1. http://jasonwrites.com/

2. http://fromtimbertotide.com/

3. http://stealingpesosoutofmybrain.com/

4. http://excitementontheside.com/

5. http://righttobitch.com/

6. http://adlibb3d.wordpress.com/

7. http://betterlikeme.com/

8. http://bensbitterblog.wordpress.com/

9. http://mccrabass.wordpress.com/

10. http://truthaccordingtotom.wordpress.com/

11. http://35andonlinedating.wordpress.com/

I guess I am supposed to notify all of you that you have been nominated, so I will try to get to that sometime today. Here are your 11 really important questions:

1. How do you like your steaks cooked?

2. Favorite movie?

3. Do you recycle?

4. Do you read?

5. If you do read, do you still prefer the feel of a book in your hand, or have you gone “techno”??

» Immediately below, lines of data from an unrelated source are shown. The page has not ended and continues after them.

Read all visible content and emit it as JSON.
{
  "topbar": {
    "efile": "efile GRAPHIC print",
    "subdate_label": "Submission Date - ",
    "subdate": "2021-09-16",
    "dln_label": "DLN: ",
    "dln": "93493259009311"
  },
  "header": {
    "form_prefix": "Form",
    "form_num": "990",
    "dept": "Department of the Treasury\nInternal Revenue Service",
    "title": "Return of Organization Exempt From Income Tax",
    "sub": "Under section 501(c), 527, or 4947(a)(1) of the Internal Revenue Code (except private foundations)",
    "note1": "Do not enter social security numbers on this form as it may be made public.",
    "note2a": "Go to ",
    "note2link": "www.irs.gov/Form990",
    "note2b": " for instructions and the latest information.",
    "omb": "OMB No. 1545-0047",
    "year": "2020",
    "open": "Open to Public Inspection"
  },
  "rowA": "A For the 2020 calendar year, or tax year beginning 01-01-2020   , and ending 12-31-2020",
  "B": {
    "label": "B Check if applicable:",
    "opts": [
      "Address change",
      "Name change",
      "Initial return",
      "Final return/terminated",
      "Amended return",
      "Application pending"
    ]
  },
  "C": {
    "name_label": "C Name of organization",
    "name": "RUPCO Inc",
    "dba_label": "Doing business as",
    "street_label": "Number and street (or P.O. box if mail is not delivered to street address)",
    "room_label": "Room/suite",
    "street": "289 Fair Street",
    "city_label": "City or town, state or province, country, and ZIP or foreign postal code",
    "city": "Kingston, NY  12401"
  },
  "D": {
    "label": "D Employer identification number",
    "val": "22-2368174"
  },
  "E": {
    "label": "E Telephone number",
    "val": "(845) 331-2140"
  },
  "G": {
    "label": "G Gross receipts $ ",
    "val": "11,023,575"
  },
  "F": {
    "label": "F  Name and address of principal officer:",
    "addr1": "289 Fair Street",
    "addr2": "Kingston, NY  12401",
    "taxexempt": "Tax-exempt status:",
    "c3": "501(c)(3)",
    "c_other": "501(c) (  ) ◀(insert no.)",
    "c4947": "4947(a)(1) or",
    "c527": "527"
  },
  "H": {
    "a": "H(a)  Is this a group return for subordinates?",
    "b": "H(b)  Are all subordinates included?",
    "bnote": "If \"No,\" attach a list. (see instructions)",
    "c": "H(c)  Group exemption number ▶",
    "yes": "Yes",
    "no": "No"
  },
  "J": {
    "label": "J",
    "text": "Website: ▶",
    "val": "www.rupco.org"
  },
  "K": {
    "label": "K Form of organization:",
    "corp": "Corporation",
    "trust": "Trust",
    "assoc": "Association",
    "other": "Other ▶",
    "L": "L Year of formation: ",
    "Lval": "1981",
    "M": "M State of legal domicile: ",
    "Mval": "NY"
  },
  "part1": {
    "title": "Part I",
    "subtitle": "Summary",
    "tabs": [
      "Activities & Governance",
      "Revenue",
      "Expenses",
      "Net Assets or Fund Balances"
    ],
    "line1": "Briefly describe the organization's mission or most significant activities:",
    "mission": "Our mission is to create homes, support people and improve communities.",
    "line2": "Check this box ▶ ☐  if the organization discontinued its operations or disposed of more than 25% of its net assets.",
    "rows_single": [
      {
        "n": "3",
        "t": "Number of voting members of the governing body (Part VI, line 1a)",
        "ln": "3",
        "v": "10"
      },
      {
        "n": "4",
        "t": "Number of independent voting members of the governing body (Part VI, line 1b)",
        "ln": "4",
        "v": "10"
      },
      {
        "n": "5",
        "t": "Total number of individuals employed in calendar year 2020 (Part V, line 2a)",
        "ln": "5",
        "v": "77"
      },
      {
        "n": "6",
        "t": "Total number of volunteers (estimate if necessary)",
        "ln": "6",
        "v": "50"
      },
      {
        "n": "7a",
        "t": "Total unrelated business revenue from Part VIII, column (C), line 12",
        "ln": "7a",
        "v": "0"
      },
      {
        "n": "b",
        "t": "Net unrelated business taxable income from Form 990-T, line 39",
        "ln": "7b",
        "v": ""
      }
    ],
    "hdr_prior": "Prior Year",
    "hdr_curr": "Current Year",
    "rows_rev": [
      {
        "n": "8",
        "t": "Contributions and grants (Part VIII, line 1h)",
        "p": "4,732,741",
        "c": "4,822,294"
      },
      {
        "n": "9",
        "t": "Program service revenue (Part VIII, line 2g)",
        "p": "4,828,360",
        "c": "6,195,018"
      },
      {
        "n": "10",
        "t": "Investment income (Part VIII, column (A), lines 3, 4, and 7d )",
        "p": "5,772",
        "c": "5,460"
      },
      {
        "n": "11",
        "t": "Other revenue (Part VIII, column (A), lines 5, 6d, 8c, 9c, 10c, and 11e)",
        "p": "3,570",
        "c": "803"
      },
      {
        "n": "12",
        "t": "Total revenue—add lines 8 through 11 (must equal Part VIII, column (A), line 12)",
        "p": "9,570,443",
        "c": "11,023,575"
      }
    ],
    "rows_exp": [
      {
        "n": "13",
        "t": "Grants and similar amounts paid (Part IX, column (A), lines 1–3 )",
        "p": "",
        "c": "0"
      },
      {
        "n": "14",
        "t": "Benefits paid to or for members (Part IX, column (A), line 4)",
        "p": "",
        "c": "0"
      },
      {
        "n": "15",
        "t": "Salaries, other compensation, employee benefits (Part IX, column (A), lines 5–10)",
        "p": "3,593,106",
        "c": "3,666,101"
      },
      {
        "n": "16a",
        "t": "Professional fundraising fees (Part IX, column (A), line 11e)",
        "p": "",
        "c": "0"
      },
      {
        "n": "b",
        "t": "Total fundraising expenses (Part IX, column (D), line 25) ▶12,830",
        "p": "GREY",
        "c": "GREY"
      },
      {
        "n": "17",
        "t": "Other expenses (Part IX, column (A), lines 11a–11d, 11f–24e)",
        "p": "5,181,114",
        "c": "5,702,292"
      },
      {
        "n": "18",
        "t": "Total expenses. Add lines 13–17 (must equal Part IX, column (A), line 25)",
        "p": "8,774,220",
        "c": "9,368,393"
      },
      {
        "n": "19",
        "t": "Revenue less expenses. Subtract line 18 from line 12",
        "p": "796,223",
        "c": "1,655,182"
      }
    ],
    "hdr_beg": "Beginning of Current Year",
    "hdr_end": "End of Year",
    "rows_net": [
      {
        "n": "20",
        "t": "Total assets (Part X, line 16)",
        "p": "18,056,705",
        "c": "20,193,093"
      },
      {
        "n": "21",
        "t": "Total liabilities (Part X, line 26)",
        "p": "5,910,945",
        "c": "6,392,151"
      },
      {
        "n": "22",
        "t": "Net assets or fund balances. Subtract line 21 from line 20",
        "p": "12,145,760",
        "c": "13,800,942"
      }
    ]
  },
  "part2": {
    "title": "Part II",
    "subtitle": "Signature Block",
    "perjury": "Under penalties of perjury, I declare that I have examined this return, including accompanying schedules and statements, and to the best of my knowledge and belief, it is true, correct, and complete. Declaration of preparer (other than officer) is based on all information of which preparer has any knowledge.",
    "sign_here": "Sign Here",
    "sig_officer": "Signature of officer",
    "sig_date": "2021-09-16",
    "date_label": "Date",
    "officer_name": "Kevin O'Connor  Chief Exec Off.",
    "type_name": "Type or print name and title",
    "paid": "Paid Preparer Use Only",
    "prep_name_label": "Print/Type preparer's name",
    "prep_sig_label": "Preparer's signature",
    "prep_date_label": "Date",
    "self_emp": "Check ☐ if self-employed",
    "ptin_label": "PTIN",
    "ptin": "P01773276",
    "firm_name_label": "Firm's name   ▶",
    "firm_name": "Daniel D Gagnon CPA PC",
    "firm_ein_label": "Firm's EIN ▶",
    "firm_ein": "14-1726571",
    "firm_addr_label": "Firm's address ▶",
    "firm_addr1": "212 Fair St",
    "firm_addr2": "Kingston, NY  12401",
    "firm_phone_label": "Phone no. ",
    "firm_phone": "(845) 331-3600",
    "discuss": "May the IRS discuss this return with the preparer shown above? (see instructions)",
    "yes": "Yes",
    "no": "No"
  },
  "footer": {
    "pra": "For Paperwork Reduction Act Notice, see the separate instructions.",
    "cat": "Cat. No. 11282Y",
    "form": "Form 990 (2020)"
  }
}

6. One word for the reason why you blog.

7. Do you hang the toilet paper to roll over, or under? (Before you answer this, just know that if you hang it under, you are a total freak of nature.)

8. Favorite season?

9. Cats or dogs, or both?

10. When was the last time you did something nice for someone, with no expectation of return?

11. Do you believe in Karma?

There they are, in all their glory. Like I said, answer them, or don’t answer them. Pass them on or don’t pass them on. Cuss me or thank me. Just remember, I didn’t start this shit, I am merely being generous in this wonderful season of giving.